Project managers require good tools to assess and manage these software project risks, in order to reduce the increasing rate of failure of software projects (Wallace, Keil, and Rai 2004). It has been suggested that software project managers must identify and control these risk factors to decrease the chances of failure (Karolak 1996).
There are several types of risks that may arise in software projects.

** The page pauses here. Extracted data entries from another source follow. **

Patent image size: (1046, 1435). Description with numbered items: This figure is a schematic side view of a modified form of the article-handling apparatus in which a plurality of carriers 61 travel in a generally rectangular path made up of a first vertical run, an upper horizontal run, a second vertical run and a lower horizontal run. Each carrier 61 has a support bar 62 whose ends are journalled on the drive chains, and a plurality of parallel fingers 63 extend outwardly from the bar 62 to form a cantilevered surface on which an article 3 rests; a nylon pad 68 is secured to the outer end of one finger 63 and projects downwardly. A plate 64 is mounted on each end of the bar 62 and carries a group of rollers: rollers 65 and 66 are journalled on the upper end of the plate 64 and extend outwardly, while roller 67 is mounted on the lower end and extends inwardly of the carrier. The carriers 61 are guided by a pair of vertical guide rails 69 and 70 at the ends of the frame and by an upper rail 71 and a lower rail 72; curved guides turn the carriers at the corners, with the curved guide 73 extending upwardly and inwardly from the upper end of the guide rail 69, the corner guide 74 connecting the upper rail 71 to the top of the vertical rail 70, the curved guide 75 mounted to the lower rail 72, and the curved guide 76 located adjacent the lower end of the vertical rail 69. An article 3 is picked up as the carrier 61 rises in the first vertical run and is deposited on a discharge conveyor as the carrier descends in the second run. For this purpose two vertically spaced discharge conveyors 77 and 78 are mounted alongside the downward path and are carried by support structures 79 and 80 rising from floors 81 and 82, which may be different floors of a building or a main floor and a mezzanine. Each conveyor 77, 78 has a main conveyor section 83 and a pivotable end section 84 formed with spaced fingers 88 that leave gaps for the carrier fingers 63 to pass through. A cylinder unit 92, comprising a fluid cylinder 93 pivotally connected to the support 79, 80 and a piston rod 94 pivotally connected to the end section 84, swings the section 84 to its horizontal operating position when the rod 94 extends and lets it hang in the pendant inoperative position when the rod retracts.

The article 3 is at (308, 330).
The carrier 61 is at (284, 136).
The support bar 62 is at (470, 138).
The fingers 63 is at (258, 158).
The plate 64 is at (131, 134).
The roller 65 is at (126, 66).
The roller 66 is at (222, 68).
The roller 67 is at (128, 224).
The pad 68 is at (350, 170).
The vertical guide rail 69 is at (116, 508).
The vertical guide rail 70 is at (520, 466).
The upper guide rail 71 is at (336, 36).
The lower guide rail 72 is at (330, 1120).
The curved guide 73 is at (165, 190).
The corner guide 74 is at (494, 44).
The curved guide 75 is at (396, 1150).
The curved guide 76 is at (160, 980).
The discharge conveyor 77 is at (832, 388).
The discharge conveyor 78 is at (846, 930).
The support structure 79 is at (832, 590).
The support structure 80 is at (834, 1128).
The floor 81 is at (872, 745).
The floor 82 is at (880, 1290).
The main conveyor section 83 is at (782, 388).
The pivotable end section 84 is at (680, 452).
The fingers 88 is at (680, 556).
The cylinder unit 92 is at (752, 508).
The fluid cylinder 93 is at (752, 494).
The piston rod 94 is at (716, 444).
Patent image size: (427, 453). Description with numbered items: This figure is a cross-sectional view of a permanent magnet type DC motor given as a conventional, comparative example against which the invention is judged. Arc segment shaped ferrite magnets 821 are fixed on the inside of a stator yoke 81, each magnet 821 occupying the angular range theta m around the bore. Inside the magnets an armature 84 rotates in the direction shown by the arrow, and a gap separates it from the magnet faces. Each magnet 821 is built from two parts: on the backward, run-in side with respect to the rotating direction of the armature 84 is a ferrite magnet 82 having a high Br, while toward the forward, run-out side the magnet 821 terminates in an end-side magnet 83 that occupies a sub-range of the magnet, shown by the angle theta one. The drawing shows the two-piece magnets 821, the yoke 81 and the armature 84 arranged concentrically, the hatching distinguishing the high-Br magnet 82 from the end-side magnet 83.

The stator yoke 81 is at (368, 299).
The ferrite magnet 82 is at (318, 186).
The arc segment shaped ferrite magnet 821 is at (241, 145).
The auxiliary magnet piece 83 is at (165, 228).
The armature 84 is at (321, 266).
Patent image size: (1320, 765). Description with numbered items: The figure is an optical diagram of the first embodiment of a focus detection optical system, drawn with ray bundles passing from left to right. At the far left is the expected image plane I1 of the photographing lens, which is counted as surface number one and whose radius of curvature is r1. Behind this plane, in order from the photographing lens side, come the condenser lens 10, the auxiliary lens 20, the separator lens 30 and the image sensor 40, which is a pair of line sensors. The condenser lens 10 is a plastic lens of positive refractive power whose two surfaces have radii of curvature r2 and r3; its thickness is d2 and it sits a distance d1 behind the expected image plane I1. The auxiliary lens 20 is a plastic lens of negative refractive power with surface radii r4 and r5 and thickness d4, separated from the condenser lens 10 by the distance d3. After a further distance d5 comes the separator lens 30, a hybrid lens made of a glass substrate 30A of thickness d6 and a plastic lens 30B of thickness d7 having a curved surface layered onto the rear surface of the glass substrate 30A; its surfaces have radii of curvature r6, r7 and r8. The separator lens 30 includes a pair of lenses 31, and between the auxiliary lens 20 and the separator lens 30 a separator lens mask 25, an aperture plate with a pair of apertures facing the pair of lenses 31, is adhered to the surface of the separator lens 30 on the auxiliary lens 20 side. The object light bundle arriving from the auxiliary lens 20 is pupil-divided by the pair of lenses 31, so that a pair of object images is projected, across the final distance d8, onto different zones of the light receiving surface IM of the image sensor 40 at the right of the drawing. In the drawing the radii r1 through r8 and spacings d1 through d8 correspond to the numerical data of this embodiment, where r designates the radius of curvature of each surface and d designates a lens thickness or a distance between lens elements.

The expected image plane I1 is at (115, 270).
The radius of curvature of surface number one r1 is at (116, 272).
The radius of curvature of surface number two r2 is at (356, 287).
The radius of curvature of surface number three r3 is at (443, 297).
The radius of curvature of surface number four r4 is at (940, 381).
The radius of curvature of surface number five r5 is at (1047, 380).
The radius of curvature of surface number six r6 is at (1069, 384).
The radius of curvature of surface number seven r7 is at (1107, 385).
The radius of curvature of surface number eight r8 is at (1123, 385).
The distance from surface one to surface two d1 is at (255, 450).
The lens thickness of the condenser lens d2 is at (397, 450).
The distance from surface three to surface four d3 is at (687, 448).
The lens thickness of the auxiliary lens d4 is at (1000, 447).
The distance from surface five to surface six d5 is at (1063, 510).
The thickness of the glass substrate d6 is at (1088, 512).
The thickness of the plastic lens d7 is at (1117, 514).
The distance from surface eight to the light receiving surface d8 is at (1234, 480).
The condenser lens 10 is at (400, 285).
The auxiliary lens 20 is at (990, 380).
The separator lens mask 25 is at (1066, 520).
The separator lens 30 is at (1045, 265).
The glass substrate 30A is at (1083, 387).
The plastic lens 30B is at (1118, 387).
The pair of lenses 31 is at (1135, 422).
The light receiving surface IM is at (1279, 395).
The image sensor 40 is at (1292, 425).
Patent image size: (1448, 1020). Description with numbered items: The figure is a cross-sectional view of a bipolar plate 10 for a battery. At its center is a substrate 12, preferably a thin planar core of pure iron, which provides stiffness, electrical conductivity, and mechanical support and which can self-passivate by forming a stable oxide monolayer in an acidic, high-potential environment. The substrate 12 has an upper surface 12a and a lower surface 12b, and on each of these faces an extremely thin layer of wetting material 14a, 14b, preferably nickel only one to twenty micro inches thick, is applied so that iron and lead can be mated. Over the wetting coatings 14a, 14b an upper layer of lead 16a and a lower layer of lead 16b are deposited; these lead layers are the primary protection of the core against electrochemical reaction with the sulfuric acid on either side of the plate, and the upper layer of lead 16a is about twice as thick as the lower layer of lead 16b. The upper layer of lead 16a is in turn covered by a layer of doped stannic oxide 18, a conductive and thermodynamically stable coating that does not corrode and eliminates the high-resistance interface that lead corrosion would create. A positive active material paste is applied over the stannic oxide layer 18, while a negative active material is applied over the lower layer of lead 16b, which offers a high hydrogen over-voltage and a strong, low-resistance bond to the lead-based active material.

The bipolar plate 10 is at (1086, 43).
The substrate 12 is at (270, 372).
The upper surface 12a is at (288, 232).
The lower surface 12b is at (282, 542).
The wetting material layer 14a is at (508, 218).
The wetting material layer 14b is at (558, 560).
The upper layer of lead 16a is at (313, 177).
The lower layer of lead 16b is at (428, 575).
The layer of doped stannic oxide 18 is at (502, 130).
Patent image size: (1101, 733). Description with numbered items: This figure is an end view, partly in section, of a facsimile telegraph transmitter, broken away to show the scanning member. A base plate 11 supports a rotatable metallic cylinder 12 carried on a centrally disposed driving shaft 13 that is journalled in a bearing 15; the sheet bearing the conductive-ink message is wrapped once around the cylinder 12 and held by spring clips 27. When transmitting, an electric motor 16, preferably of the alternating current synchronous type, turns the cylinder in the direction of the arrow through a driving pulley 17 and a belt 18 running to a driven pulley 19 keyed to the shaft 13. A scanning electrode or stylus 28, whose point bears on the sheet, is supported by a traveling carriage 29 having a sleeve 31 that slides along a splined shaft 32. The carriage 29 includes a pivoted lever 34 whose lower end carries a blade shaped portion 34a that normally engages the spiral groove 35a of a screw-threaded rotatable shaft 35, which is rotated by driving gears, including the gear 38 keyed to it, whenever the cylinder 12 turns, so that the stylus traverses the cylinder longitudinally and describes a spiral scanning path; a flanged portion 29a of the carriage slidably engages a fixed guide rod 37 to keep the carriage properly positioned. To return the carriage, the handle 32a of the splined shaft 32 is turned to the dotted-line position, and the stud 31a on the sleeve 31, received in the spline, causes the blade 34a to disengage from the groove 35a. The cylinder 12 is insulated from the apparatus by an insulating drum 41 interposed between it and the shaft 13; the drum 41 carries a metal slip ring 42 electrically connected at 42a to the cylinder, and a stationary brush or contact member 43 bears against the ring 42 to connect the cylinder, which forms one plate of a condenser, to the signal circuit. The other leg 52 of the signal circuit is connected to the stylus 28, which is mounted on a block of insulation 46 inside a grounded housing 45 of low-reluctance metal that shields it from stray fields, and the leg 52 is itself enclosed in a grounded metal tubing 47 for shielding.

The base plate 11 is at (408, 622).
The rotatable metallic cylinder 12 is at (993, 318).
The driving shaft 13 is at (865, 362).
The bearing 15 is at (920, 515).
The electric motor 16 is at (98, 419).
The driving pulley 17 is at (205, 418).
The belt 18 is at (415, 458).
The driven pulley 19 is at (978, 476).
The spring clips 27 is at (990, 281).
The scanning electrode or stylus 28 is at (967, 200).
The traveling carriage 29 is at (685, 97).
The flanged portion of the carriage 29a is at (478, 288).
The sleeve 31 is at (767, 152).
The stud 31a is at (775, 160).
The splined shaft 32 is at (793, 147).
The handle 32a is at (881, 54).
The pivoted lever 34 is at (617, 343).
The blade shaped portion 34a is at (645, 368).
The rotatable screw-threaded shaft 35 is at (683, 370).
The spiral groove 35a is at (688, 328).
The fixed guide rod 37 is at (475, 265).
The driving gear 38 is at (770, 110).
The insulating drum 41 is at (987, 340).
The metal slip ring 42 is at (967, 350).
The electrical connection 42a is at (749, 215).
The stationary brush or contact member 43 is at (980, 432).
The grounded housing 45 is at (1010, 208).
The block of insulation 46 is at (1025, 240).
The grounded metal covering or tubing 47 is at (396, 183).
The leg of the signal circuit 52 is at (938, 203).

Here we look at three possible risks:
The Schedule Risk is a very complicating factor because it is not easy to estimate schedules accurately and consistently (Abdel, Sengupta, & Swett 1999). Generally, organizations begin with a large project without properly comprehending its size and complexity. This is a huge risk which leads to problems in correctly scheduling the project. However, performance with scheduling risk gets better with project experience (Ropponen and Lyytinen 2000). The most significant impacts of schedule risks or slipped schedules are usually changed scope, compromised quality, and increased project cost. Those companies that focus on time-to-market are most severely affected by this type of risk. Being behind on a market window by even a week or a month can disrupt profitability and demolish the market share. For a small company even a single missed opportunity could result in shut down, and for larger companies it could have negative long term consequences. Schedule risks can also impact the internal functions of companies by decreasing the turnover. All these problems can be avoided by keeping the project schedules on track and ultimately lowering project risks (Angotti & Greenstein 1999).
Requirement Inflation is another significant risk factor for software projects. As the projects progresses further, several features come up which were not recognized at the start of the assignment. This generally happens because it is difficult and time consuming to gather and record all the necessary details from prospective users. The result is that project team does not know what the requirements of successfully completing the project are (Martin et all. 1994). This raises the possibility a system that cannot be used because the system analysis to build an accurate and complete set of requirements has not been done (Addison & Vallabh 2000).
People Risk arises from inadequate managerial and technical skills (McLeod & Smith 1996). The project personnel may not possess the required knowledge about the business and technology, and may not have adequate experience to manage the project (Keil et al. 1998). Inadequate knowledge and skills has a huge impact on the outcome of the project.
To begin the risk management process, first the risk needs to be identified so that appropriate measures can be taken to counter it (Schmidt et al. 2001). Software risk management is an overwhelming responsibility. However, it is effectual and necessary to reduce the failure rate of the projects. Organizations that have identified risks and implemented risk management processes for their software projects have been successful (Kwak & Stoddard 2004).